No enredo do conto em questão, Estranguladores, lemos a história do assalto à joalheria de Jacob Fuoco, que teve, na ocasião, um de seus sobrinhos assassinado. Logo a investigação chega aos nomes de Rocca e Carletto, que passam por um extenuante julgamento, repleto de reviravoltas registradas pela mídia. A partir da tomada declaratória, a pluralidade discursiva deixa a verdade esfacelada. Seriam Rocca e Carletto bandidos ou bodes expiatórios? 

Imagens da disposição gráfica dos elementos nos contos de Valêncio Xavier

O interesse coletivo pela história, com suas muitas guinadas, é grande a ponto de gerar um filme sobre o caso, assim descrito pelo narrador:

Enfrentei filas e o assisti várias vezes, sempre com interesse, pois o sr. Alberto Leal, vez ou outra, retira-o de cartaz para suprimir cenas que lhe pareçam imperfeitas e acrescentar outras, conforme novas verdades que vão surgindo sobre os crimes de Rocca e Carleto.

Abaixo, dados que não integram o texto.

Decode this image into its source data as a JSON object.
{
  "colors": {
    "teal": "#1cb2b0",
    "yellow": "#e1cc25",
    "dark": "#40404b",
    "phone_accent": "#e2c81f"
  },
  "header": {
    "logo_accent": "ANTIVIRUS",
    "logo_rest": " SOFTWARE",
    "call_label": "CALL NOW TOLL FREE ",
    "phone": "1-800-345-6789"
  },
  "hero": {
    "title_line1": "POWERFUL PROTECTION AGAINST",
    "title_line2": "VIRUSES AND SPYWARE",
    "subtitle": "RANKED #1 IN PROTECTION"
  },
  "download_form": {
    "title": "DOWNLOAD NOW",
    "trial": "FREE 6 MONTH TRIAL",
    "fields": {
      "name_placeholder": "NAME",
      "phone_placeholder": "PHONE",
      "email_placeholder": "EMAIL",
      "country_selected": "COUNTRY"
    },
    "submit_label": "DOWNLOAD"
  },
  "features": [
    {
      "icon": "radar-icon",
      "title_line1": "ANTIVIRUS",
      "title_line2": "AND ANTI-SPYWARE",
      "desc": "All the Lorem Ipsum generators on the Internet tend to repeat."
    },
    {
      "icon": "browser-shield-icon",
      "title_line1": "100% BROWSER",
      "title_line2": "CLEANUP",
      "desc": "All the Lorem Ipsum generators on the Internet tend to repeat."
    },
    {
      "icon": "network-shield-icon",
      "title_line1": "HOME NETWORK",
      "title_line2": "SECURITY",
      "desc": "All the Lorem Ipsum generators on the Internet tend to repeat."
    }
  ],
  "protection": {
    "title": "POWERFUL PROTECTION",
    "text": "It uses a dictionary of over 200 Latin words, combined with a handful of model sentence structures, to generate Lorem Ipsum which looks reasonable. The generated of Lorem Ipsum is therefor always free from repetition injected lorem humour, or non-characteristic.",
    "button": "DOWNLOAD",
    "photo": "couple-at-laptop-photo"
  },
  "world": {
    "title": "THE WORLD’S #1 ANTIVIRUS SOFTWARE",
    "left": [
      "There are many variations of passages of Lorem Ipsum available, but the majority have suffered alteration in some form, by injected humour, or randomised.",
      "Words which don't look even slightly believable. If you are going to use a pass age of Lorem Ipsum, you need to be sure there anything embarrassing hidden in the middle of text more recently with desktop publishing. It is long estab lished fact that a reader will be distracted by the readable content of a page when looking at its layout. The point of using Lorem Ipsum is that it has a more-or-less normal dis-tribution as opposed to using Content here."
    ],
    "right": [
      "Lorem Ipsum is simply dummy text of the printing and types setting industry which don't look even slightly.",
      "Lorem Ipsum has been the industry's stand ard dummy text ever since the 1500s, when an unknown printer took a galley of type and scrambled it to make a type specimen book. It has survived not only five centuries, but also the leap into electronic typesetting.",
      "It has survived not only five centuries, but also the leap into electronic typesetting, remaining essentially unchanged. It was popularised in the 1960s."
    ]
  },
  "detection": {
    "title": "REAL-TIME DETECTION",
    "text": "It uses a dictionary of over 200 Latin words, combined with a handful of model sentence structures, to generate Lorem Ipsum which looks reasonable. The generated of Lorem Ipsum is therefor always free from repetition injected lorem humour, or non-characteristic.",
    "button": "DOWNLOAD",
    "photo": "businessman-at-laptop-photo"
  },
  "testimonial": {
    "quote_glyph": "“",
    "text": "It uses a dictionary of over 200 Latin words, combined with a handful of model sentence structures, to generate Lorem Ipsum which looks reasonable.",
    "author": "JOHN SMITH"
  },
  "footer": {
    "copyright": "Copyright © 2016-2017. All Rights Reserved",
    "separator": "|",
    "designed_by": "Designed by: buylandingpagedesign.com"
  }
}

Atualmente, o filme não está em exibição. Acredito que esperam a sentença final do júri para nele incluírem as cenas do julgamento. Considero muito interessante essa idéia do sr. Alberto Leal de ir acompanhando em filme este fato real que tanto comoveu a opinião pública, acrescentando a ele os acontecimentos e idéias que vão surgindo com o desenrolar do tempo e suprimindo as cenas que perderam o interesse. Sendo assim, o filme nunca estará terminado e se tornará cada vez tão real quanto a própria vida.

A primeira vez que assisti, o filme tinha uns trinta minutos de duração; atualmente tem mais de quarenta. Se o sr. Alberto Leal persistir em sua empreitada, daqui a uns 96 ou mais anos teremos um filme com várias horas de duração, onde estarão registradas as imagens, depuradas pela sabedoria do tempo, destes filmes que tanto marcaram nossas vidas e que, por certo, marcarão as vidas daqueles que irão nos suceder. 

Teria todo grande texto o mesmo destino de se transformar com o passar do tempo, assim como o  filme descrito ao final do conto? A opção editorial, parece, insinua que sim. 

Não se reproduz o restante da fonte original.